Tuttavia, sebbene la diffusione del modello DEDC sia collegato ad una più elevata uguaglianza dei generi nella sfera sia familiare che lavorativa, sarebbe anche utile considerare le sue potenziali limitazioni: il modello DEDC, infatti, parte dal presupposto che entrambi i genitori desiderino lavorare, indipendentemente dalle caratteristiche del proprio lavoro, e presuppone che entrambi abbiano lo stesso desiderio di trascorrere la medesima quantità di tempo tra le mura domestiche e nella cura dei bambini. D’altronde, sia le madri che i padri possono avere preferenze diverse nel tempo e nelle energie che vogliono dedicare al lavoro o alla famiglia, così come le coppie potrebbero avere necessità diverse e che cambiano nel tempo riguardo a come investire il loro tempo e le loro risorse nel lavoro e nella famiglia: in questo caso l’adozione anche solo momentanea, di modelli alternativi a quello paritario potrebbe essere preferibile.
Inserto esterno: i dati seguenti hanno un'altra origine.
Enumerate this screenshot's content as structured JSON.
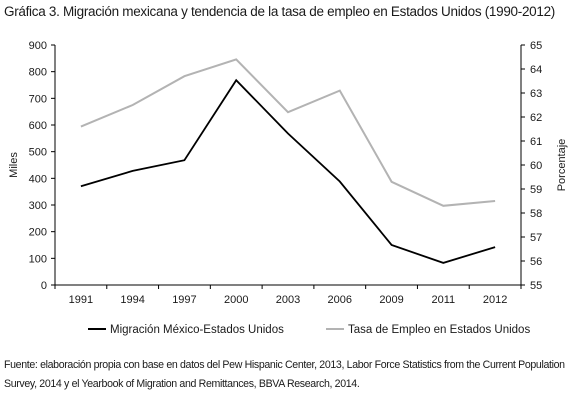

L’adozione del modello DEDC potrebbe tuttavia rappresentare anche solo una fase transitoria per favorire la diffusione di atteggiamenti di genere più paritari; ciò consentirebbe, per esempio, sia a donne che a uomini di sperimentare un uguale coinvolgimento nel lavoro retribuito e non retribuito, in modo da accompagnarli in un cambiamento culturale verso una graduale accettazione del modello DEDC come opzione reale, che tutte le coppie potrebbero effettivamente prendere in considerazione.

 

Tornando a quanto affermato all’inizio, soltanto in un contesto di libera scelta e di fronte a opzioni effettivamente disponibili le politiche per sostenere la parità fra donne e uomini non sarebbero necessarie, mentre andrebbe sempre garantita alle coppie la possibilità di adattare in modo flessibile i propri ruoli in funzione delle loro specifiche preferenze ed esigenze: la distribuzione dei carichi di lavoro e cura nella coppia infatti può anche essere asimmetrica (ad esempio ci può essere chi si dedica più ai figli e chi invece alla carriera, o viceversa, indipendente dal genere) e variare nel corso di vita, l’importante è che uomini e donne abbiano le stesse possibilità di scegliere se, come e quando investire il loro tempo e le loro energie per il proprio impiego e per la loro famiglia.

 

 

Massimo Servadio

Psicoterapeuta Sistemico Relazionale e Psicologo del Lavoro e delle Organizzazioni.